Le plateau vocal est très homogène en qualité. Günther Groissböck interprète Hunding, ténébreux et inquiétant, dont la voix aux couleurs sombres finit de composer un personnage très menaçant. Fricka est chantée par la mezzo-soprano Jamie Barton, qui apparaît en scène siégeant sur un trône imposant orné de deux boucs. La voix, très ample, caractérise immédiatement et avec justesse autant la femme blessée par l’infidélité de son mari que la déesse défendant ses positions. S’appuyant sur une large tessiture, elle est vocalement et scéniquement à l’égal de Wotan.
Eva-Maria Westbroek prête sa voix assurée à Sieglinde. Grâce à son expérience (elle a déjà abordé le rôle plusieurs fois, y compris dans cette mise en scène) et sa technique, elle compose un personnage mature au timbre riche et vaillamment projeté. Scéniquement, elle paraît un peu distante de l’action au début de l’œuvre, mais retrouve plus de sincérité et de présence au début du troisième acte, appuyant le point de bascule de l'opus (O hehrstes Wunder! Herrlichste Maid! - Ô Sainte merveille ! Vierge sublime !).
Son frère jumeau et amant Siegmund est quant à lui incarné par le ténor australien Stuart Skelton. Sa voix profonde donne corps à un héros dense et affirmé, aux aigus peu perçants mais bien présents, tenant longuement les deux « Wälse » caractéristiques du rôle au premier acte, grâce à une longueur de souffle qui impressionne. L’incarnation de son personnage est quant à elle assez sobre du point de vue du jeu, le chanteur variant peu sa palette expressive.
Christine Goerke est une Brünnhilde espiègle quand elle entonne les premiers « Hojotoho » de son entrée en scène, lance à la main, en pleine complicité avec son père. Par la suite, la chanteuse a d’ailleurs du mal à se défaire de l’image d’une Walkyrie assez malicieuse, mais ce caractère, par contraste avec la progression dramatique de la scène finale en accentue finalement l’émotion. Vocalement, c’est véritablement au troisième acte que celle-ci s’affirme, déployant un timbre nourri et un phrasé soigné. Son chant gagne en expression au fur et à mesure de ce dernier acte poignant.
Enfin, Wotan est interprété par Greer Grimsley, qui se trouve très convaincant autant en dieu guerrier et mari contraint qu’en père touchant à la fin de l’oeuvre. Chanteur charismatique, la noblesse de son timbre sied très bien au rôle, même si les graves manquent un peu d’envergure et sont parfois couverts par l’orchestre. La scène finale est, tout comme pour Christine Goerke, le point culminant de sa prestation, après un beau duo avec Jamie Barton au début du deuxième acte, dans lequel les deux chanteurs rivalisent de présence vocale.

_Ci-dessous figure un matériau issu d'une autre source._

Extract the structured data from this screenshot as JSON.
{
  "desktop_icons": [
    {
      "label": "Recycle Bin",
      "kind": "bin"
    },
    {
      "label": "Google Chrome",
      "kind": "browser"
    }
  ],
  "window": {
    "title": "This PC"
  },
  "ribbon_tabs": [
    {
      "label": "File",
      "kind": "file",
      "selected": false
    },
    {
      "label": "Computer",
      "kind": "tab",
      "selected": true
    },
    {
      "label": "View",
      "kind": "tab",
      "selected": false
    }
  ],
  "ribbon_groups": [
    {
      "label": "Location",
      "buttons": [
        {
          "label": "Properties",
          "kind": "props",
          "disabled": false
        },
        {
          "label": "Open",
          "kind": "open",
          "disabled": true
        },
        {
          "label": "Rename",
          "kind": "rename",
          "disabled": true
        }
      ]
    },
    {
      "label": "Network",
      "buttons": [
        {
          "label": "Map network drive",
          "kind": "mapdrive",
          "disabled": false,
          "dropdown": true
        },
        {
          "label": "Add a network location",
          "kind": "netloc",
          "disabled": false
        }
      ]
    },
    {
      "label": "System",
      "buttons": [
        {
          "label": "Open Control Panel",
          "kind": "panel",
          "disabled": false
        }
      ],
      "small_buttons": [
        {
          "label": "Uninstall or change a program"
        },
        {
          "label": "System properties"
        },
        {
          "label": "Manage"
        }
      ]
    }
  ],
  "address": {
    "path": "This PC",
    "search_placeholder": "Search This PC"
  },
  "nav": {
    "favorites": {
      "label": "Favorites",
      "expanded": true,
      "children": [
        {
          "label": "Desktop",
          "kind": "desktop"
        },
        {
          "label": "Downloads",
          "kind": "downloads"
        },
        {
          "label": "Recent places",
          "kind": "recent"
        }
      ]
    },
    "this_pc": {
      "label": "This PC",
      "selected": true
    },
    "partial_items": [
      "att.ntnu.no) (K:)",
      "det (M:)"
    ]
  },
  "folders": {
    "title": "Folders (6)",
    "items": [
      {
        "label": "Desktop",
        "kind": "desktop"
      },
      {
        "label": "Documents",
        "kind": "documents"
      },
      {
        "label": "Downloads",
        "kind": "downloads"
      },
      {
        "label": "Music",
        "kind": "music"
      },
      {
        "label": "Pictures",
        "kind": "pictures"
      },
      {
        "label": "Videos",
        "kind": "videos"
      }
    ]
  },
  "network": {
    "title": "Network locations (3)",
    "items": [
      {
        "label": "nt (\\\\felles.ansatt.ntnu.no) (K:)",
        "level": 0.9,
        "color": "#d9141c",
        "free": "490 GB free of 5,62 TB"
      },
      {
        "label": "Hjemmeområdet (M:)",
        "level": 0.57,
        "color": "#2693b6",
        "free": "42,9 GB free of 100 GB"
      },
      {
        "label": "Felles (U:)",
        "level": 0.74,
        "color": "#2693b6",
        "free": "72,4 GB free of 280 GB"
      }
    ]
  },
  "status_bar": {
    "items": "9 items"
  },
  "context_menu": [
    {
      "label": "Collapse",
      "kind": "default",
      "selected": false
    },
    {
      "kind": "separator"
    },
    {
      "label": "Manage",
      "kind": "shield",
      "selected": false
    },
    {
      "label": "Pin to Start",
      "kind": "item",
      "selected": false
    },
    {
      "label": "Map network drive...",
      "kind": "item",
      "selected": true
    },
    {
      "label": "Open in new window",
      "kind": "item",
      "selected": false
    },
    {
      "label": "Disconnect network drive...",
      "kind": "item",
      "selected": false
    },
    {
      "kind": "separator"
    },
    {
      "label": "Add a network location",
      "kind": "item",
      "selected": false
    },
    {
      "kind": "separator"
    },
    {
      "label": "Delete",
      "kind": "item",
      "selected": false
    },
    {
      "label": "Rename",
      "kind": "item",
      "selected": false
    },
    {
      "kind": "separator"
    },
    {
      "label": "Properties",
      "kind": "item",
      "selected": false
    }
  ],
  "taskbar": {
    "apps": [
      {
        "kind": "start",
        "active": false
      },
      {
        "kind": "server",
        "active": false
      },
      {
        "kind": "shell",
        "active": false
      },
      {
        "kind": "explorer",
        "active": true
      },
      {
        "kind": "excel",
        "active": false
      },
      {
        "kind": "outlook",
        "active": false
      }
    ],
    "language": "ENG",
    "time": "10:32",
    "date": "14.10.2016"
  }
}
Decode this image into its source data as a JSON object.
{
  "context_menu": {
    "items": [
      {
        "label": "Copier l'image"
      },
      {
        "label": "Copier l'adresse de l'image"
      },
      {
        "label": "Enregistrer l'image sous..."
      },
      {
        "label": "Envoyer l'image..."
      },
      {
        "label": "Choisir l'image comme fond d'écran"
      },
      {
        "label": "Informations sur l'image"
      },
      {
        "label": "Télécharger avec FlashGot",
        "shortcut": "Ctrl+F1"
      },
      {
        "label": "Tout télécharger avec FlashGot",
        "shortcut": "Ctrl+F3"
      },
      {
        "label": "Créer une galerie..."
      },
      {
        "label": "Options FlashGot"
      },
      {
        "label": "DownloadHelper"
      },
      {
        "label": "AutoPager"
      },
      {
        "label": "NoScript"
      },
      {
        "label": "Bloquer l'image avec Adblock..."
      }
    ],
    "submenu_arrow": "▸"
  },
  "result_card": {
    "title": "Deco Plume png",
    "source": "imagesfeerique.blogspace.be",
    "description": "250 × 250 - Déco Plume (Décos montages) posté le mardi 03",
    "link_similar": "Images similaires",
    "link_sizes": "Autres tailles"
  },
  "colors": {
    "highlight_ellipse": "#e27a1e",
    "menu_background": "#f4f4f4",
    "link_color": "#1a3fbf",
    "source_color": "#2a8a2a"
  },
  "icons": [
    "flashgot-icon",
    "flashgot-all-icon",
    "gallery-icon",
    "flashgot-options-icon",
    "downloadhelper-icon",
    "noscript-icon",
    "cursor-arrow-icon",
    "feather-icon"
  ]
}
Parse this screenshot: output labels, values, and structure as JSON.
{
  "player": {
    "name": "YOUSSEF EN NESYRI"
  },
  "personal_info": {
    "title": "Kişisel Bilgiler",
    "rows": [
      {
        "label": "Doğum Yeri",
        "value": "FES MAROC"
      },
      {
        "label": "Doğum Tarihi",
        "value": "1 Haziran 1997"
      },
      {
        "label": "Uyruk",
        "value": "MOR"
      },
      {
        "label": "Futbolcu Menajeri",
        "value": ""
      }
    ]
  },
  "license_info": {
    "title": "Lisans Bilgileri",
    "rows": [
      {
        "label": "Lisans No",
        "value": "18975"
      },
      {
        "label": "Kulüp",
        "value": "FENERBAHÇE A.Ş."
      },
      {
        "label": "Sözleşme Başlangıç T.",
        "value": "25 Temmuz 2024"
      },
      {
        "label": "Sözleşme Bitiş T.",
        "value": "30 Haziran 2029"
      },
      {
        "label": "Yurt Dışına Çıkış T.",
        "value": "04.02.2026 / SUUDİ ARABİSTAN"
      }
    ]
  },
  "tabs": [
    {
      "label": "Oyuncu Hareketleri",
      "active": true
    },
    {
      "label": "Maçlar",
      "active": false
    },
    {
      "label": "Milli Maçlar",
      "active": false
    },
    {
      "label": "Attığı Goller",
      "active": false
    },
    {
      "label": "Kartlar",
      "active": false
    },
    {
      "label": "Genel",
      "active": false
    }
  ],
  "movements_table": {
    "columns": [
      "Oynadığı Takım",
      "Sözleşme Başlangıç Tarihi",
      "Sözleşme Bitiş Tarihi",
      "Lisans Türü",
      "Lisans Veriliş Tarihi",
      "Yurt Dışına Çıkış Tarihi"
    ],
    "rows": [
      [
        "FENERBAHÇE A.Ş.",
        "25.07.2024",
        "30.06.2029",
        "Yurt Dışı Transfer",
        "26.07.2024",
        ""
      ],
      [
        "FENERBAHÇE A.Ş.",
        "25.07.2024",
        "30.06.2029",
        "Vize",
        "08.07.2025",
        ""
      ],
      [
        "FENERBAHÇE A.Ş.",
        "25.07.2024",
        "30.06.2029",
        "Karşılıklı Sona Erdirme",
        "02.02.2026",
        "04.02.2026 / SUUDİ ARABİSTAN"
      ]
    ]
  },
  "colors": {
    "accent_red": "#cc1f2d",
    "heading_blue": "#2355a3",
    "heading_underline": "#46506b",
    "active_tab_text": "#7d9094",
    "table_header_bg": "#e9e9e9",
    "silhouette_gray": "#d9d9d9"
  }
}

Chevauchant directement les plateformes imaginées par Robert Lepage, les huit Walkyries (Kelly Cae Hogan, Jessica Faselt, Renée Tatum, Daryl Freedman, Wendy Bryn Harmer, Eve Gigliotti, Maya Lahyani et Mary Phillips) profitent de leur moment de gloire au début du troisième acte pour alpaguer vocalement le public, qui répond par des applaudissements chaleureux devant l’enthousiasme débordant du groupe. Les huit chanteuses ne font qu’une bouchée des multiples interjections entre sœurs qui composent la partition et apportent beaucoup de dynamisme et d’entrain à la scène.
Séduit par cette mise en scène impressionnante et par la distribution qui ne l’est pas moins, le public new yorkais fait un triomphe à cette production ambitieuse.